ART-XTREME
Artist Joey Cocciardi’s process: Pack up, get lost in the woods and paint traditional landscapes with a modern twist.
If the X Games had a category for art, Joey Cocciardi would be a serious competitor. His work embodies the most exuberant traits of extreme sports: physical grit, a compulsion to conquer the organic obstacles of nature, some personal danger. For his ongoing “Point of Disorientation” series, he hikes into the wilderness carrying a steel box until he is actually lost. Then he fills the box with found branches and leaves, wraps it in metallic Spandex and documents the work with photos. As he finds his way back, he might take with him the nearby trail markers that would lead others to the site, remaking those into new pieces back in the studio.
It’s a unique bit of art-making, original and outrageous, and like extreme sports, heroic and narcissistic at the same time. But it’s a keen set-up for exploring our connections to the environment, the way we experience, interpret and impact it. You have to appreciate the effort, if not the collateral damage.
“The Sunday Painter,” his current show at Gildar Gallery, is less interventionist, although equally demanding and authentic.

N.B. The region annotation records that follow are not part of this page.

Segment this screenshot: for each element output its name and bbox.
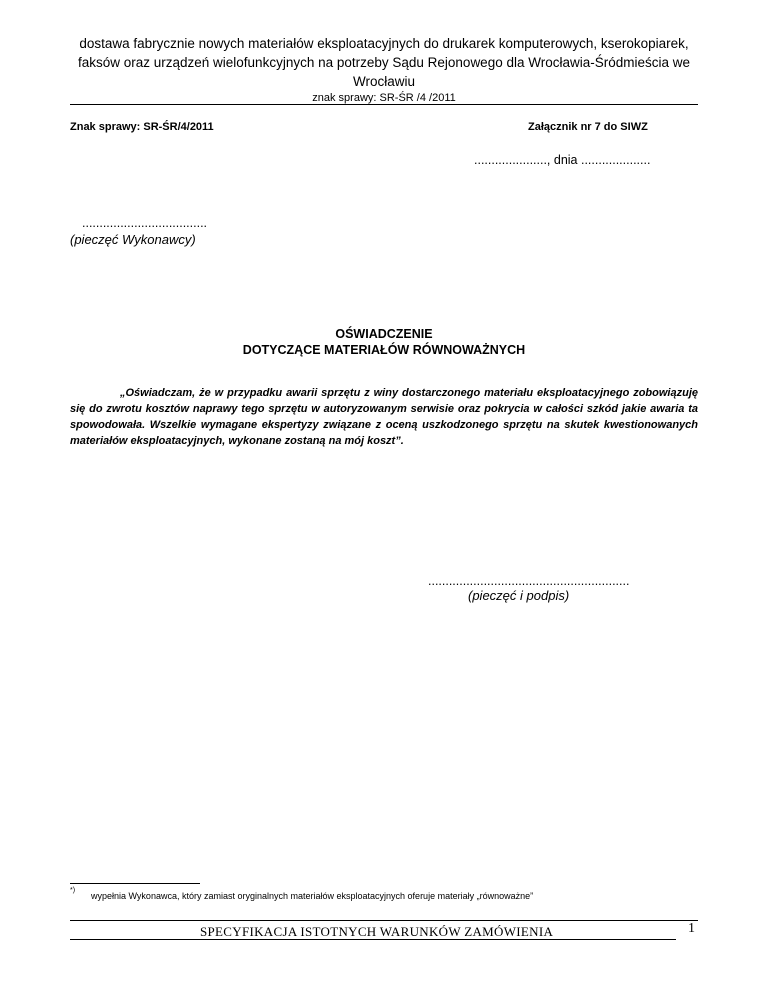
header-line-3: Wrocławiu [352,74,415,89]
footer-title: SPECYFIKACJA ISTOTNYCH WARUNKÓW ZAMÓWIENIA [200,924,554,939]
document-title: OŚWIADCZENIE [335,327,433,341]
header-line-1: dostawa fabrycznie nowych materiałów eksploatacyjnych do drukarek komputerowych, kserokopiarek, [79,36,689,51]
document-subtitle: DOTYCZĄCE MATERIAŁÓW RÓWNOWAŻNYCH [242,343,526,357]
place-date-line: ....................., dnia .................... [474,153,651,167]
footnote-text: wypełnia Wykonawca, który zamiast oryginalnych materiałów eksploatacyjnych oferuje materiały „równoważne” [91,891,534,901]
footer-divider-top [70,920,698,921]
footer-divider-bottom [70,939,676,940]
contractor-stamp-dots: .................................... [82,216,208,230]
signature-dots: .......................................................... [428,574,630,588]
header-case-number: znak sprawy: SR-ŚR /4 /2011 [312,92,456,104]
case-number: Znak sprawy: SR-ŚR/4/2011 [70,121,214,133]
footnote-divider [70,883,200,884]
attachment-label: Załącznik nr 7 do SIWZ [528,121,648,133]
contractor-stamp-label: (pieczęć Wykonawcy) [70,232,196,247]
header-line-2: faksów oraz urządzeń wielofunkcyjnych na potrzeby Sądu Rejonowego dla Wrocławia-Śródmieścia we [77,55,691,70]
page-number: 1 [688,921,695,936]
footnote-mark: *) [70,887,76,894]
header-divider [70,104,698,105]
signature-label: (pieczęć i podpis) [468,588,570,603]
statement-paragraph: „Oświadczam, że w przypadku awarii sprzętu z winy dostarczonego materiału eksploatacyjnego zobowiązuję się do zwrotu kosztów naprawy tego sprzętu w autoryzowanym serwisie oraz pokrycia w całości szkód jakie awaria ta spowodowała. Wszelkie wymagane ekspertyzy związane z oceną uszkodzonego sprzętu na skutek kwestionowanych materiałów eksploatacyjnych, wykonane zostaną na mój koszt”. [70,387,698,447]
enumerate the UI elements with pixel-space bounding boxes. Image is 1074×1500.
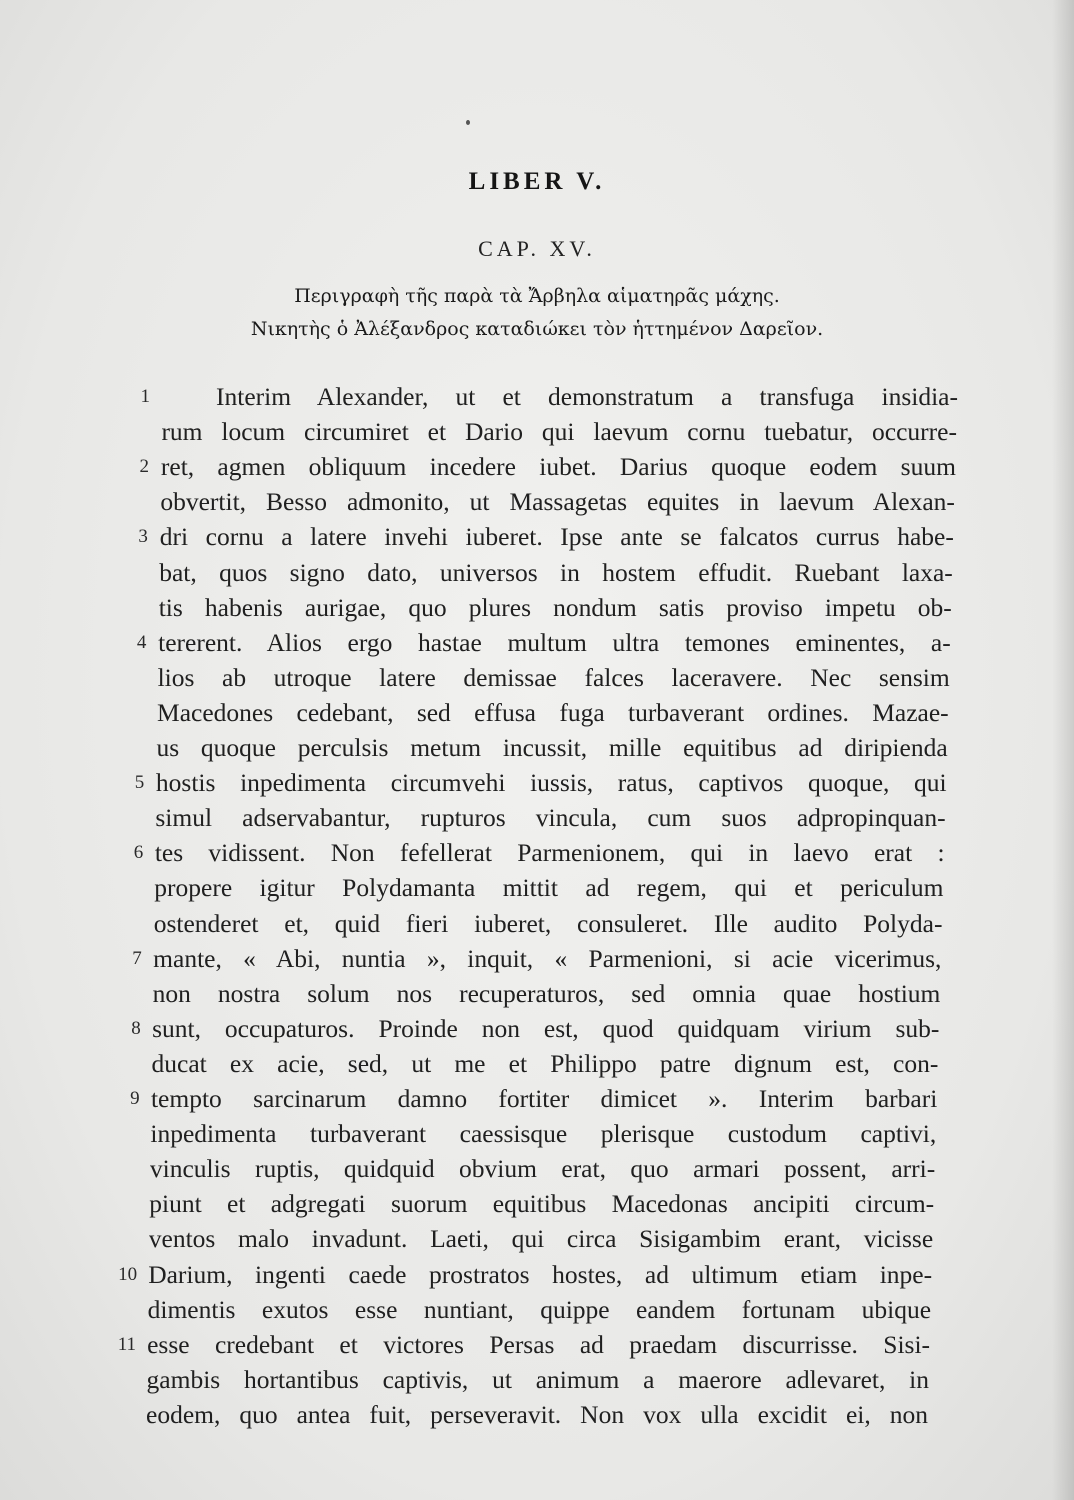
text-line	[0, 380, 1074, 414]
line-text: tis habenis aurigae, quo plures nondum satis proviso impetu ob-	[158, 592, 952, 622]
text-line	[0, 1082, 1074, 1116]
paragraph-number: 7	[132, 947, 142, 969]
text-line	[0, 520, 1074, 554]
line-text: eodem, quo antea fuit, perseveravit. Non vox ulla excidit ei, non	[146, 1400, 928, 1429]
text-line	[0, 801, 1074, 835]
text-line	[0, 450, 1074, 484]
line-text: simul adservabantur, rupturos vincula, cum suos adpropinquan-	[155, 803, 946, 833]
text-line	[0, 1117, 1074, 1151]
line-text: tes vidissent. Non fefellerat Parmenionem, qui in laevo erat :	[154, 838, 945, 868]
line-text: lios ab utroque latere demissae falces laceravere. Nec sensim	[157, 662, 950, 692]
text-line	[0, 871, 1074, 905]
line-text: inpedimenta turbaverant caessisque plerisque custodum captivi,	[150, 1119, 937, 1149]
line-text: obvertit, Besso admonito, ut Massagetas equites in laevum Alexan-	[160, 487, 955, 517]
text-line	[0, 626, 1074, 660]
paragraph-number: 8	[131, 1017, 141, 1039]
line-text: us quoque perculsis metum incussit, mille equitibus ad diripienda	[156, 733, 948, 763]
paragraph-number: 11	[117, 1333, 137, 1355]
line-text: dri cornu a latere invehi iuberet. Ipse ante se falcatos currus habe-	[159, 522, 954, 552]
line-text: Macedones cedebant, sed effusa fuga turbaverant ordines. Mazae-	[157, 697, 949, 727]
paragraph-number: 6	[133, 842, 144, 864]
text-line	[0, 1187, 1074, 1221]
text-line	[0, 1258, 1074, 1292]
text-line	[0, 696, 1074, 730]
line-text: rum locum circumiret et Dario qui laevum cornu tuebatur, occurre-	[161, 417, 957, 447]
line-text: tempto sarcinarum damno fortiter dimicet ». Interim barbari	[150, 1084, 938, 1114]
text-line	[0, 1293, 1074, 1327]
line-text: dimentis exutos esse nuntiant, quippe eandem fortunam ubique	[147, 1294, 932, 1324]
paragraph-number: 3	[138, 526, 148, 548]
line-text: ostenderet et, quid fieri iuberet, consuleret. Ille audito Polyda-	[153, 908, 943, 938]
text-line	[0, 556, 1074, 590]
text-line	[0, 1047, 1074, 1081]
line-text: piunt et adgregati suorum equitibus Macedonas ancipiti circum-	[149, 1189, 935, 1219]
text-line	[0, 977, 1074, 1011]
line-text: ret, agmen obliquum incedere iubet. Darius quoque eodem suum	[160, 452, 956, 482]
line-text: vinculis ruptis, quidquid obvium erat, quo armari possent, arri-	[149, 1154, 936, 1184]
line-text: non nostra solum nos recuperaturos, sed omnia quae hostium	[152, 978, 941, 1008]
line-text: ventos malo invadunt. Laeti, qui circa Sisigambim erant, vicisse	[148, 1224, 934, 1254]
text-line	[0, 1222, 1074, 1256]
line-text: ducat ex acie, sed, ut me et Philippo patre dignum est, con-	[151, 1048, 939, 1078]
text-line	[0, 907, 1074, 941]
line-text: Darium, ingenti caede prostratos hostes, ad ultimum etiam inpe-	[148, 1259, 933, 1289]
text-line	[0, 485, 1074, 519]
paragraph-number: 10	[118, 1263, 138, 1285]
line-text: Interim Alexander, ut et demonstratum a transfuga insidia-	[216, 382, 958, 411]
book-title: LIBER V.	[468, 168, 606, 195]
text-line	[0, 1363, 1074, 1397]
line-text: esse credebant et victores Persas ad praedam discurrisse. Sisi-	[147, 1329, 931, 1359]
line-text: mante, « Abi, nuntia », inquit, « Parmenioni, si acie vicerimus,	[153, 943, 942, 973]
text-line	[0, 731, 1074, 765]
text-line	[0, 415, 1074, 449]
text-line	[0, 1328, 1074, 1362]
line-text: hostis inpedimenta circumvehi iussis, ratus, captivos quoque, qui	[155, 768, 947, 798]
line-text: bat, quos signo dato, universos in hostem effudit. Ruebant laxa-	[159, 557, 953, 587]
paragraph-number: 5	[134, 772, 145, 794]
text-line	[0, 661, 1074, 695]
line-text: sunt, occupaturos. Proinde non est, quod quidquam virium sub-	[152, 1013, 940, 1043]
chapter-summary-line-1: Περιγραφὴ τῆς παρὰ τὰ Ἄρβηλα αἱματηρᾶς μάχης.	[294, 285, 780, 307]
text-line	[0, 1398, 1074, 1432]
paragraph-number: 2	[139, 456, 149, 478]
line-text: propere igitur Polydamanta mittit ad regem, qui et periculum	[154, 873, 944, 903]
paragraph-number: 1	[140, 386, 150, 407]
text-line	[0, 942, 1074, 976]
text-line	[0, 1012, 1074, 1046]
text-line	[0, 766, 1074, 800]
chapter-summary-line-2: Νικητὴς ὁ Ἀλέξανδρος καταδιώκει τὸν ἡττημένον Δαρεῖον.	[250, 318, 824, 340]
text-line	[0, 1152, 1074, 1186]
text-line	[0, 591, 1074, 625]
print-speck	[466, 120, 470, 125]
line-text: tererent. Alios ergo hastae multum ultra temones eminentes, a-	[158, 627, 951, 657]
line-text: gambis hortantibus captivis, ut animum a maerore adlevaret, in	[146, 1364, 930, 1394]
paragraph-number: 4	[136, 631, 147, 653]
text-line	[0, 836, 1074, 870]
chapter-heading: CAP. XV.	[478, 236, 596, 261]
paragraph-number: 9	[130, 1088, 140, 1110]
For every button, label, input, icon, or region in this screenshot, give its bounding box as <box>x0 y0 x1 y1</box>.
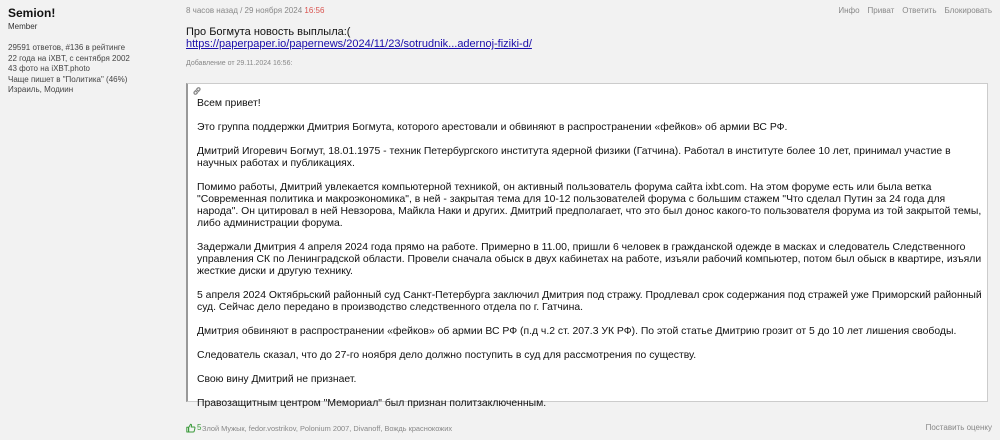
author-stats <box>8 43 178 96</box>
author-stat-topsection: Чаще пишет в "Политика" (46%) <box>8 74 128 84</box>
post-intro <box>186 26 532 50</box>
quote-paragraph: Всем привет! <box>197 98 261 109</box>
author-role: Member <box>8 22 38 31</box>
author-stat-photos[interactable]: 43 фото на iXBT.photo <box>8 64 91 73</box>
rate-post-link[interactable]: Поставить оценку <box>925 423 992 432</box>
private-message-link[interactable]: Приват <box>867 6 895 15</box>
post-meta <box>186 6 324 15</box>
quote-paragraph: Задержали Дмитрия 4 апреля 2024 года прямо на работе. Примерно в 11.00, пришли 6 человек в гражданской одежде в масках и следователь Следственного управления СК по Ленинградской области. Провели сначала обыск в двух кабинетах на работе, изъяли рабочий компьютер, потом был обыск в квартире, изъяли жесткие диски и другую технику. <box>197 242 982 277</box>
like-count: 5 <box>197 423 202 432</box>
news-link[interactable]: https://paperpaper.io/papernews/2024/11/23/sotrudnik...adernoj-fiziki-d/ <box>186 38 532 50</box>
post-date: 8 часов назад / 29 ноября 2024 <box>186 6 305 15</box>
quote-paragraph: Дмитрия обвиняют в распространении «фейков» об армии ВС РФ (п.д ч.2 ст. 207.3 УК РФ). По этой статье Дмитрию грозит от 5 до 10 лет лишения свободы. <box>197 326 957 337</box>
post-footer <box>186 423 992 435</box>
link-icon[interactable] <box>192 86 202 96</box>
post-intro-text: Про Богмута новость выплыла:( <box>186 26 351 38</box>
author-panel <box>8 6 178 96</box>
quote-paragraph: Правозащитным центром "Мемориал" был признан политзаключенным. <box>197 398 547 409</box>
thumbs-up-icon[interactable] <box>186 423 196 433</box>
quote-paragraph: Следователь сказал, что до 27-го ноября дело должно поступить в суд для рассмотрения по существу. <box>197 350 697 361</box>
post <box>186 0 992 440</box>
addition-note: Добавление от 29.11.2024 16:56: <box>186 60 293 67</box>
author-stat-replies: 29591 ответов, #136 в рейтинге <box>8 43 126 52</box>
quote-paragraph: 5 апреля 2024 Октябрьский районный суд Санкт-Петербурга заключил Дмитрия под стражу. Продлевал срок содержания под стражей уже Приморский районный суд. Сейчас дело передано в производство следственного отдела по г. Гатчина. <box>197 290 982 313</box>
liked-by-list[interactable]: Злой Мужык, fedor.vostrikov, Polonium 2007, Divanoff, Вождь краснокожих <box>202 424 453 433</box>
post-header <box>186 6 992 18</box>
author-username[interactable]: Semion! <box>8 6 56 20</box>
author-stat-location: Израиль, Модиин <box>8 85 74 94</box>
block-link[interactable]: Блокировать <box>944 6 992 15</box>
quote-paragraph: Свою вину Дмитрий не признает. <box>197 374 357 385</box>
quote-paragraph: Помимо работы, Дмитрий увлекается компьютерной техникой, он активный пользователь форума сайта ixbt.com. На этом форуме есть или была ветка "Современная политика и макроэкономика", в ней - закрытая тема для 10-12 пользователей форума с большим стажем "Что сделал Путин за 24 года для народа". Он цитировал в ней Невзорова, Майкла Наки и других. Дмитрий предполагает, что это был донос какого-то пользователя форума из той закрытой темы, либо администрации форума. <box>197 182 982 229</box>
info-link[interactable]: Инфо <box>838 6 860 15</box>
reply-link[interactable]: Ответить <box>902 6 937 15</box>
quote-body <box>197 98 983 422</box>
quote-paragraph: Дмитрий Игоревич Богмут, 18.01.1975 - техник Петербургского института ядерной физики (Гатчина). Работал в институте более 10 лет, принимал участие в научных работах и публикациях. <box>197 146 951 169</box>
quote-block <box>186 83 988 409</box>
quote-paragraph: Это группа поддержки Дмитрия Богмута, которого арестовали и обвиняют в распространении «фейков» об армии ВС РФ. <box>197 122 788 133</box>
post-time[interactable]: 16:56 <box>304 6 325 15</box>
post-actions <box>830 6 992 15</box>
author-stat-membership: 22 года на iXBT, с сентября 2002 <box>8 53 130 63</box>
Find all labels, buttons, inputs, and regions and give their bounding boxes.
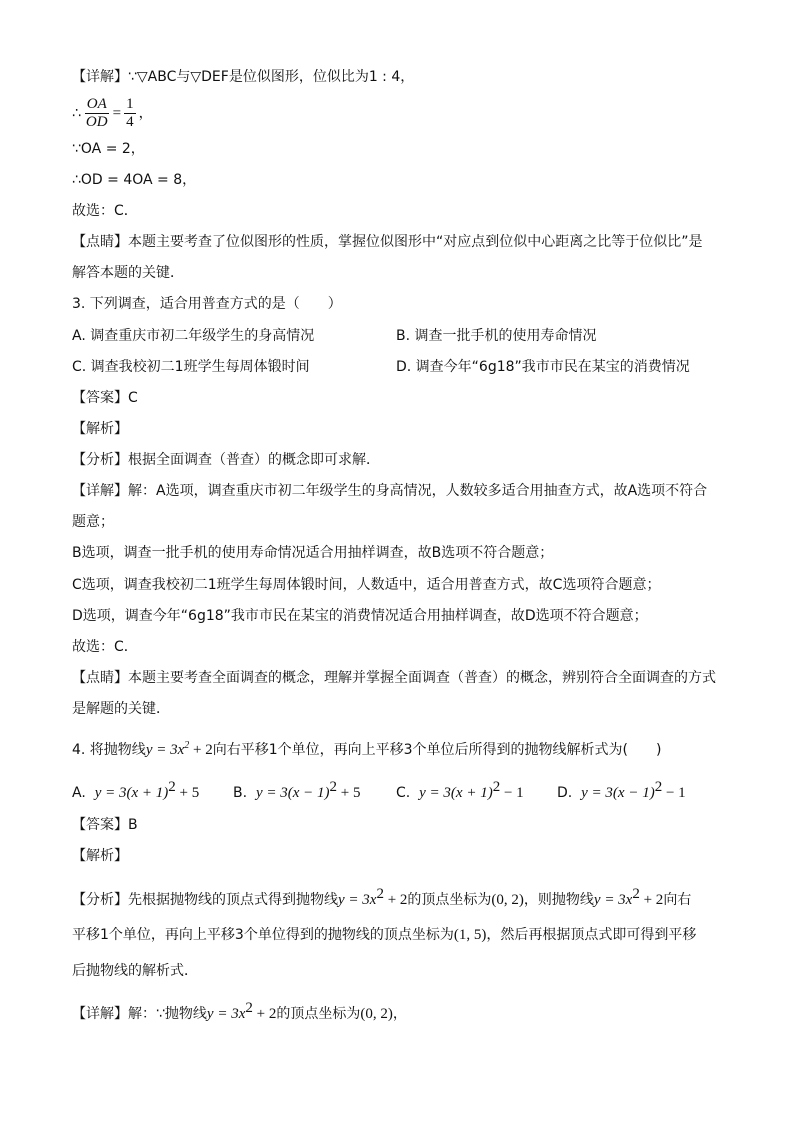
parabola-expression xyxy=(593,886,664,908)
fraction-oa-od xyxy=(84,96,110,131)
text-line: 是解题的关键． xyxy=(72,701,170,717)
text-line: 故选：C． xyxy=(72,203,138,219)
expr-tail: + 2 xyxy=(252,1006,277,1022)
vertex-coordinate: (0, 2) xyxy=(491,892,524,908)
vertex-coordinate: (1, 5) xyxy=(453,927,487,943)
text-line xyxy=(72,998,407,1024)
text-line: 【分析】根据全面调查（普查）的概念即可求解． xyxy=(72,452,380,468)
text-line: 题意； xyxy=(72,514,114,530)
exponent: 2 xyxy=(632,886,640,902)
exponent: 2 xyxy=(376,886,384,902)
option-4a xyxy=(72,777,199,803)
expr-base: y = 3x xyxy=(593,892,633,908)
parabola-expression xyxy=(338,886,408,908)
option-expression: y = 3(x + 1) xyxy=(94,785,169,801)
comma: ， xyxy=(138,105,153,122)
exponent: 2 xyxy=(329,779,338,795)
vertex-coordinate: (0, 2) xyxy=(360,1006,393,1022)
exponent: 2 xyxy=(168,779,176,795)
parabola-expression xyxy=(146,742,213,758)
expr-base: y = 3x xyxy=(206,1006,246,1022)
exponent: 2 xyxy=(654,779,663,795)
text-line: 【详解】∵▽ABC与▽DEF是位似图形，位似比为1 : 4， xyxy=(72,69,415,85)
text-segment: ， xyxy=(392,1006,407,1022)
fraction-numerator: OA xyxy=(86,96,107,112)
therefore-symbol: ∴ xyxy=(72,105,81,122)
option-label: A. xyxy=(72,785,86,801)
text-line: 【点睛】本题主要考查全面调查的概念，理解并掌握全面调查（普查）的概念，辨别符合全面调查的方式 xyxy=(72,670,716,686)
answer-label: 【答案】B xyxy=(72,817,138,833)
text-line xyxy=(72,925,696,945)
option-label: C. xyxy=(396,785,411,801)
option-label: D. xyxy=(557,785,573,801)
fraction-one-fourth xyxy=(124,96,136,131)
option-label: B. xyxy=(233,785,248,801)
text-line: ∴OD = 4OA = 8， xyxy=(72,172,197,188)
text-segment: 【分析】先根据抛物线的顶点式得到抛物线 xyxy=(72,892,338,908)
text-line xyxy=(72,884,691,910)
fraction-denominator: OD xyxy=(85,114,108,130)
option-tail: + 5 xyxy=(337,785,361,801)
expr-tail: + 2 xyxy=(383,892,408,908)
expr-base: y = 3x xyxy=(145,742,185,758)
text-segment: 平移1个单位，再向上平移3个单位得到的抛物线的顶点坐标为 xyxy=(72,927,454,943)
option-tail: + 5 xyxy=(175,785,200,801)
equals-sign: = xyxy=(112,105,122,122)
option-tail: − 1 xyxy=(662,785,686,801)
analysis-heading: 【解析】 xyxy=(72,848,128,864)
text-segment: 【详解】解：∵抛物线 xyxy=(72,1006,207,1022)
text-line: ∵OA = 2， xyxy=(72,141,145,157)
text-line: 【点睛】本题主要考查了位似图形的性质，掌握位似图形中“对应点到位似中心距离之比等于位似比”是 xyxy=(72,234,703,250)
option-3d: D. 调查今年“6g18”我市市民在某宝的消费情况 xyxy=(396,359,690,375)
option-4b xyxy=(233,777,361,803)
text-segment: ，然后再根据顶点式即可得到平移 xyxy=(486,927,697,943)
option-3b: B. 调查一批手机的使用寿命情况 xyxy=(396,328,597,344)
text-segment: ，则抛物线 xyxy=(523,892,594,908)
expr-base: y = 3x xyxy=(338,892,377,908)
stem-text: 4. 将抛物线 xyxy=(72,742,146,758)
text-line: D选项，调查今年“6g18”我市市民在某宝的消费情况适合用抽样调查，故D选项不符合题意； xyxy=(72,608,648,624)
text-line: B选项，调查一批手机的使用寿命情况适合用抽样调查，故B选项不符合题意； xyxy=(72,545,554,561)
exponent: 2 xyxy=(245,1000,253,1016)
exponent: 2 xyxy=(492,779,501,795)
text-line: C选项，调查我校初二1班学生每周体锻时间，人数适中，适合用普查方式，故C选项符合题意； xyxy=(72,577,661,593)
option-3c: C. 调查我校初二1班学生每周体锻时间 xyxy=(72,359,310,375)
text-line: 故选：C． xyxy=(72,639,138,655)
question-3-stem: 3. 下列调查，适合用普查方式的是（ ） xyxy=(72,296,342,312)
expr-tail: + 2 xyxy=(189,742,213,758)
option-3a: A. 调查重庆市初二年级学生的身高情况 xyxy=(72,328,315,344)
exponent: 2 xyxy=(184,740,190,751)
text-segment: 的顶点坐标为 xyxy=(276,1006,361,1022)
option-expression: y = 3(x + 1) xyxy=(419,785,493,801)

The work is, at its base, a series of large landscapes, not so far removed from the iconic variety of painting that defines Western art. Cocciardi paints in the “plein air” style of the genre’s masters, trekking deep into the Colorado mountains and using oils to capture the magnificent hills and valleys and the flora and fauna that inhabit it.
He doesn’t, it must be said, get there the easy way or render his scenes with the unaffected awe of, say, revered naturalists such as Thomas Cole or Albert Bierstadt. These paintings start in Cocciardi’s studio, where he covers a 3-foot-by-5-foot canvas in DayGlo bands of color, turning out abstract minglings of fluorescent greens, yellows, reds and blues.
Then he packages them up in wooden crates, straps them to his body and hikes to remote points in the woods. There, he uncrates, sets up easels and applies a black-and-white overlay depicting the surrounding scenery — bushes and blue skies, snow-capped peaks. The work is imprecise, expressionist and full of obvious brush strokes, although it’s representational enough that you get the picture.
Then, of course, he has to haul the final product, both precious and fragile, back to civilization without anything detrimental happening.
It takes a grand effort and that is made clear at Gildar. The works look hand-made and difficult. They are displayed with their crating intact along the sides and with the neon yellow straps that enabled their transportation still attached and dangling from the edges.
They simultaneously honor and question the tradition of Western landscape painting while putting it in art historical terms. Cocciardi leaves small, distinct fields of his original paintings visible in the foreground and while he covers the rest of his canvas with pastoral beauty, you can still see the brilliant colors underneath.
In this way, he draws a clear line from the figurative trends of the 1800s to the to more obscure ideas of modernism. There’s a bit of Frederic Church and Thomas Moran on view, but also Barnett Newman and Mark Rothko. Both old and new stake a claim on this land and hold firm.
The success of this work is in that conflict. Cocciardi employs the past to make art that’s very much of its time and right at home in a Denver gallery that specializes in what’s current. There’s a nowness to it, underscored by the struggles the artist goes though creating it. This is an extreme age, and the painter — young enough to have earned his master’s from Cranbrook Academy of Art just three years ago — is a product of it.
Still, it is not naïve. Cocciardi avoids the didacticism so prevalent in the work of young artists who address the environment by letting viewers decide what his painting implies. Is it art about nature or art about art?
It would be easy to say both. It’s effective as landscape, and you can have it that way. Cocciardi employs his brush with honor; he’s able to make a lovely and dignified pine tree.
But it can’t escape its historical references, nor does it try to. Too much time has passed for us to see a godly charm in these vistas, the way painters did back in the day. We know how art has progressed, and we know the mountains of Colorado are not the pristine havens they once were. Even Cocciardi’s titles, all borrowed from the geological coordinates of their location (for example: “40°41’06.8”N 105°23’16.6”W” ), underscore how every square inch of land is, at least in some way, conquered.
If anything, these objects try too hard not to let you forget their lineage. The pools of DayGlo paint are more vibrant and obvious than they need to be. The works are meant to remain forever in their open crates with those neon straps flailing about, an unnecessary distraction that emphasizes process over the final product. They contain the carcasses of moths who got caught in their stickiness.
This work is obsessed with its own process and, in that way, full of the artist’s ego. Maybe that’s unavoidable when it takes so much trouble to produce.
Plus it goes with the territory. Those X-Gamers aren’t exactly known for their humility. It takes a large sense of self to attempt feats of skill that border on dangerous. We don’t mind that they’re hot-doggers because we understand that swagger is part of their essence. You couldn’t do a triple somersault on a snowboard — or walk into the woods until you are lost — without it.